これは、子どもに楽器を演奏させることに価値がないという意味ではない(この件については後ほど詳しく説明する)が、数学のテストの点数を上げる目的で習い事を探すのなら、私は音楽教育ではなく他をあたると思う。
同じことはおそらく、ほとんどの習い事に当てはまる。深く掘り下げると、さまざまな相関関係が見つかる。演劇、音楽、美術、チェスを習っている子どもは、おそらく学校で比較的よい成績を収めていることだろう。しかし、因果関係を示すデータは何も見つからない可能性が高いのだ。
[注釈]
(1) Rauscher, Frances H., Gordon L. Shaw, and Catherine N. Ky. “Music and Spatial Task Performance.” Nature 365, no. 6447 (1993): 611.

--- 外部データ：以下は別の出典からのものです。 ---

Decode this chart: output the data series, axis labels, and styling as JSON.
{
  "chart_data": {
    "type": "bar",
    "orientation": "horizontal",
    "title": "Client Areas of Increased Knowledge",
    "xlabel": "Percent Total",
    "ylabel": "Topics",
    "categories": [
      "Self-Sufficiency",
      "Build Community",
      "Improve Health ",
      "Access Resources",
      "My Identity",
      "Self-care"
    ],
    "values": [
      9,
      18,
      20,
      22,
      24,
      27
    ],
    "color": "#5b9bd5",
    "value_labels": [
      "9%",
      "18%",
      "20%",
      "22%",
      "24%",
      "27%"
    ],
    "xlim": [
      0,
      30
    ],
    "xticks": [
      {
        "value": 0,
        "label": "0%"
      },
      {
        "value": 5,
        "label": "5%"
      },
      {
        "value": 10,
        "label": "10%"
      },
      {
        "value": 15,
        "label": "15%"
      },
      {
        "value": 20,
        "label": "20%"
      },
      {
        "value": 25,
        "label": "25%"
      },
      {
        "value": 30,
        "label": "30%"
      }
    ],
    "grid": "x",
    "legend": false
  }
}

(2) Chabris, C. “Prelude or Requiem for the ‘Mozart Effect’?” Nature 400 (1999):825–27.
(3) Demorest, Steven M., and Steven J. Morrison. “Does Music Make You Smarter?” Music Educators Journal 87, no. 2 (2000): 33–58.
(4) Woodard, Bill. “KU Research Establishes Link Between Music Education, Academic Achievement.” University of Kansas (2014).
(5) Hodges, Donald A., and Debra S. O’Connell. “The Impact of Music Education on Academic Achievement.” University of North Carolina at Greensboro (2005): 2010.
(6) Schwenkreis, Peter, et al. “Assessment of Sensorimotor Cortical Representation Asymmetries and Motor Skills in Violin Players.” European Journal of Neuroscience 26, no. 11 (2007): 3291–302.